Container-granular volume snapshots is a valuable enterprise feature that comes for free with Portworx. Snapshots are thin copy-on-write metadata markers that are created instantly and consume no space at creation time. Even better, snapshots are read/writeable. So for example, imagine wanting to create a carbon-copy for the output of your CICD master build cycle to pass on to multiple Jenkins slaves for processing in parallel. With Portworx, you could achieve exactly that by creating multiple volume snapshots, and having each Jenkins slave operate in parallel on its own carbon-copy. The increase in compute and storage efficiency is remarkable.

»Try it Yourself

DevOps simplicity has been a product foundation --- exemplified by the inline-volume creation capability. Nobody wants a steep/complex learning curve, which is why Portworx has made trial experimentation as easy and frictionless as possible: The product comes with a free 30-day trial license with all features enabled.

There are only two small requirements for trying this out yourself : Access to an external “kvdb”, like Consul.
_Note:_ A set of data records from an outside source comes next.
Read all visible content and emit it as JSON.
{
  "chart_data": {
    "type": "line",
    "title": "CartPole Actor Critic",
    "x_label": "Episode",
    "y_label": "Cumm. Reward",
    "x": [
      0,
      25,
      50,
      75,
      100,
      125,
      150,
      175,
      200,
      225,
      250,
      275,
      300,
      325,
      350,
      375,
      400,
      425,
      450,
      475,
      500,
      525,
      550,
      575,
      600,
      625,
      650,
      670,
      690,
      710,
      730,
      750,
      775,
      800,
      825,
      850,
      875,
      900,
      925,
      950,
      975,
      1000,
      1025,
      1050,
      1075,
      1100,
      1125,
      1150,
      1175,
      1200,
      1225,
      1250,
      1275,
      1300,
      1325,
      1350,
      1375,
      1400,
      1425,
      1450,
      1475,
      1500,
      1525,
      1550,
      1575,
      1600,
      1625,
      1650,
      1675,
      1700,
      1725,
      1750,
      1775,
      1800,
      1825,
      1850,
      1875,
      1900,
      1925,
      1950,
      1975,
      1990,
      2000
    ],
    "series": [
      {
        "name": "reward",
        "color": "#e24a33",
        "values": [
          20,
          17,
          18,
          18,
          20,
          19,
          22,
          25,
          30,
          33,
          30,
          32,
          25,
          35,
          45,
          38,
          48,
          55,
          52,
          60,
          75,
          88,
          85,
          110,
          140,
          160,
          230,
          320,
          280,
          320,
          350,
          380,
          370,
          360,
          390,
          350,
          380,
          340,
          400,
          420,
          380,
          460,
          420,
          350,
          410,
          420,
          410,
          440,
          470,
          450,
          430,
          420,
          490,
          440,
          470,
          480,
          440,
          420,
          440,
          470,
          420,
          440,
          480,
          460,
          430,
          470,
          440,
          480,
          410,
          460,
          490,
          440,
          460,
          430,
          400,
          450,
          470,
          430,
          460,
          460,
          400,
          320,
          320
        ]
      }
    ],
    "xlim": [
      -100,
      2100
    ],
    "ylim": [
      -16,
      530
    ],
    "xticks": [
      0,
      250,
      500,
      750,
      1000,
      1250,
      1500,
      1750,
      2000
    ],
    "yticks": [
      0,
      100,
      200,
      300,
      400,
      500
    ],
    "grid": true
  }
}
One or more unmounted/unformatted raw devices (partition or disk) on your host.

If you already have a working Nomad cluster that meets these requirements, then you can try this out immediately. Here’s a reference Nomad job file for launching Portworx.

If you don’t have a spare Nomad cluster to try, you can easily spin one up. The Hashi-Porx AWS repository brings up a full cluster with Portworx/Nomad/Consul in AWS. And the Hashi-Porx Vagrant repository brings up a small Portworx cluster on Nomad and Consul both running in -dev mode.

»Less is More

Nothing could be more true, especially in the world of DevOps. The less you have to manage, the better off you’ll be. Portworx was specifically designed to enable DevOps automation, and to allow persistent storage for containers so that high-value stateful applications --- like databases --- can run containerized.

We are very excited to be contributing to the HashiCorp Nomad ecosystem, to better enable meaningful automated workflows --- with less actual work.